What happens next…? Some initial thoughts

HR can provide advice and guidance to their leadership teams about what aspects of the current working situation they should retain or discard. I think being deliberate about what that looks like will be the key to the retention of staff. If the leadership aren’t clear about what their expectations are – let’s say about working from home – then staff may make assumptions, leaders may then get cross because “that wasn’t what I wanted” and then a decision is made to scrap working from home altogether because “it didn’t work”. What actually happened was someone made a very minor mistake, it was agreed that it was because they worked from home and it derailed the best opportunity anyone has (ever) seen for a universal working from home policy.

I should also add that I am well aware that HR have been busier than usually recently (can’t imagine why…) but here are some things that I’ve thought about that you may need to have answers to:

COVID-19 the reason everyone can now #wfh?

Everyone has had the opportunity to work from home for a long enough period for its novelty factor to wear off, to understand how it best works for them and what they like and dislike about it. I would like to think that there will be an upswing in the number of people, men included that want to work from home after isolation has ended. The question is, how will leaders and HR teams manage this and set expectations early about what this will look like?

I may be very naïve, but I hope that the results from the WGEA report for 2020/2021 demonstrate some improvement in the uptake of flexible work arrangements for both men and women. Might it be possible that the last 4-6 weeks of working from home instigate the biggest increase to the answer for question 14.1 in the WGEA questionnaire about flexible work options? I am excited to see the results.

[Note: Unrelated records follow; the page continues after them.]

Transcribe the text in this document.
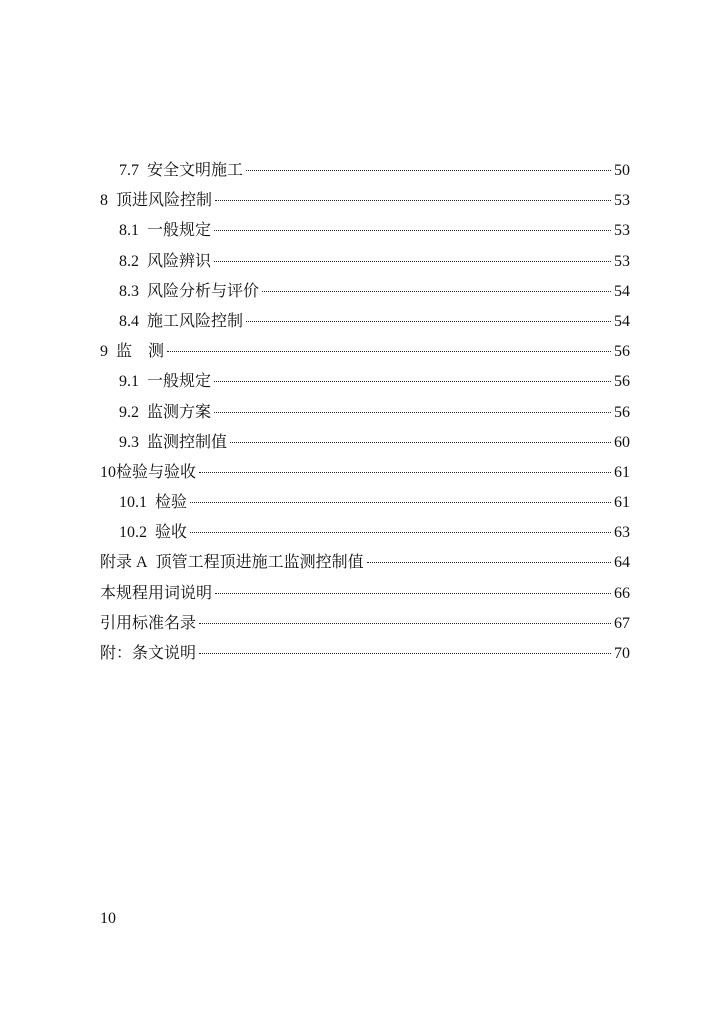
7.7 安全文明施工	50
8 顶进风险控制	53
8.1 一般规定	53
8.2 风险辨识	53
8.3 风险分析与评价	54
8.4 施工风险控制	54
9 监　测	56
9.1 一般规定	56
9.2 监测方案	56
9.3 监测控制值	60
10检验与验收	61
10.1 检验	61
10.2 验收	63
附录 A 顶管工程顶进施工监测控制值	64
本规程用词说明	66
引用标准名录	67
附：条文说明	70
10
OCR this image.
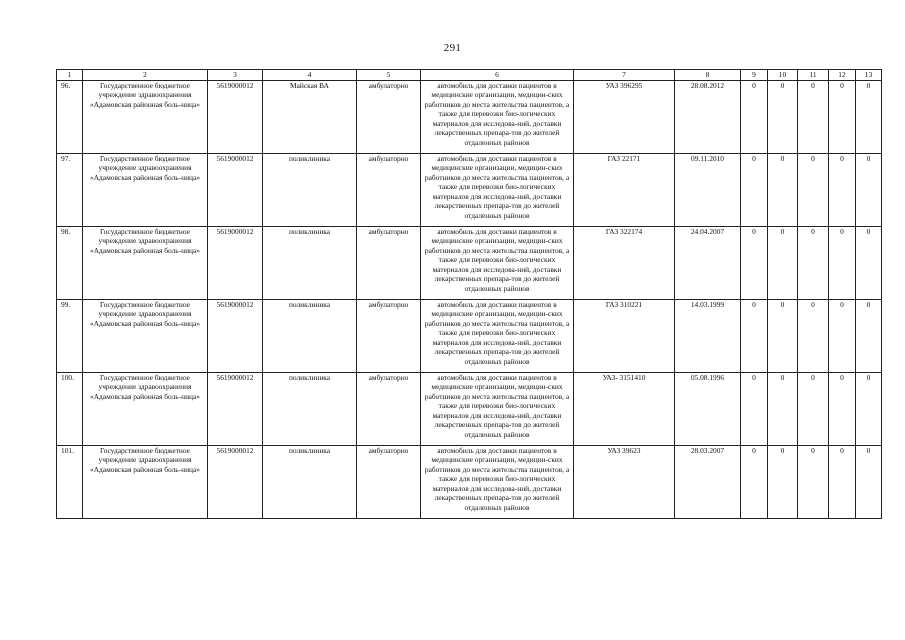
291
1	2	3	4	5	6	7	8	9	10	11	12	13
96.	Государственное бюджетное учреждение здравоохранения «Адамовская районная боль-ница»	5619000012	Майская ВА	амбулаторно	автомобиль для доставки пациентов в медицинские организации, медицин-ских работников до места жительства пациентов, а также для перевозки био-логических материалов для исследова-ний, доставки лекарственных препара-тов до жителей отдаленных районов	УАЗ 396295	28.08.2012	0	0	0	0	0
97.	Государственное бюджетное учреждение здравоохранения «Адамовская районная боль-ница»	5619000012	поликлиника	амбулаторно	автомобиль для доставки пациентов в медицинские организации, медицин-ских работников до места жительства пациентов, а также для перевозки био-логических материалов для исследова-ний, доставки лекарственных препара-тов до жителей отдаленных районов	ГАЗ 22171	09.11.2010	0	0	0	0	0
98.	Государственное бюджетное учреждение здравоохранения «Адамовская районная боль-ница»	5619000012	поликлиника	амбулаторно	автомобиль для доставки пациентов в медицинские организации, медицин-ских работников до места жительства пациентов, а также для перевозки био-логических материалов для исследова-ний, доставки лекарственных препара-тов до жителей отдаленных районов	ГАЗ 322174	24.04.2007	0	0	0	0	0
99.	Государственное бюджетное учреждение здравоохранения «Адамовская районная боль-ница»	5619000012	поликлиника	амбулаторно	автомобиль для доставки пациентов в медицинские организации, медицин-ских работников до места жительства пациентов, а также для перевозки био-логических материалов для исследова-ний, доставки лекарственных препара-тов до жителей отдаленных районов	ГАЗ 310221	14.03.1999	0	0	0	0	0
100.	Государственное бюджетное учреждение здравоохранения «Адамовская районная боль-ница»	5619000012	поликлиника	амбулаторно	автомобиль для доставки пациентов в медицинские организации, медицин-ских работников до места жительства пациентов, а также для перевозки био-логических материалов для исследова-ний, доставки лекарственных препара-тов до жителей отдаленных районов	УАЗ- 3151410	05.08.1996	0	0	0	0	0
101.	Государственное бюджетное учреждение здравоохранения «Адамовская районная боль-ница»	5619000012	поликлиника	амбулаторно	автомобиль для доставки пациентов в медицинские организации, медицин-ских работников до места жительства пациентов, а также для перевозки био-логических материалов для исследова-ний, доставки лекарственных препара-тов до жителей отдаленных районов	УАЗ 39623	28.03.2007	0	0	0	0	0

For sustained change to occur, I think deliberation consideration need to be given to the following:

  • For working from home requests, think about who, what, when, where, how (not why – surely this question is obsolete…)? I would encourage you to have conversations about what your new way of working might look like. Asking your staff now via an online survey about what they want is a great opportunity to increase engagement and find out what expectations you will need to manage (for staff and leaders alike)
  • ow will you manage those people that don’t want to return to the office?
  • Where previously a well fleshed out “business requirements” excuse was good enough for rejecting a flexible work arrangement. You will need to do FAR better. That excuse will not cut it anymore.
  • People will want to go back to the office to interact with each other. How will you make this work, what options are there? Will you need to increase your social budget?
  • Flexibility will no longer be viewed as a nice to have with a throwaway sentence at the bottom of a job advert. It will be absolutely required. Those organisations that don’t will likely suffer to attract and retain talent.
  • What will be the implications for introverts in the mass return to the office? Will they rather stay at home? How will organisations meaningfully interact with them? Will offices be overrun with loud extroverts?!
  • Do you think you will see an increase in the number of flexible work requests? There may be individuals who now want to work fewer hours as they’ve been asked to work reduced hours for the last few weeks. How will you manage this?
  • Now that you’ve had an opportunity to see what work actually needs to be done, might you need to re-design roles?

In the rush to get people working from home, conversations didn’t take place to discuss what will work best, what support is available, what is expected, how often people need to check in. People have made it up as they went and, dare I say it, had to be agile and flexible in making it work. There was no other choice. Now there is choice, what deliberate decisions are you going to make?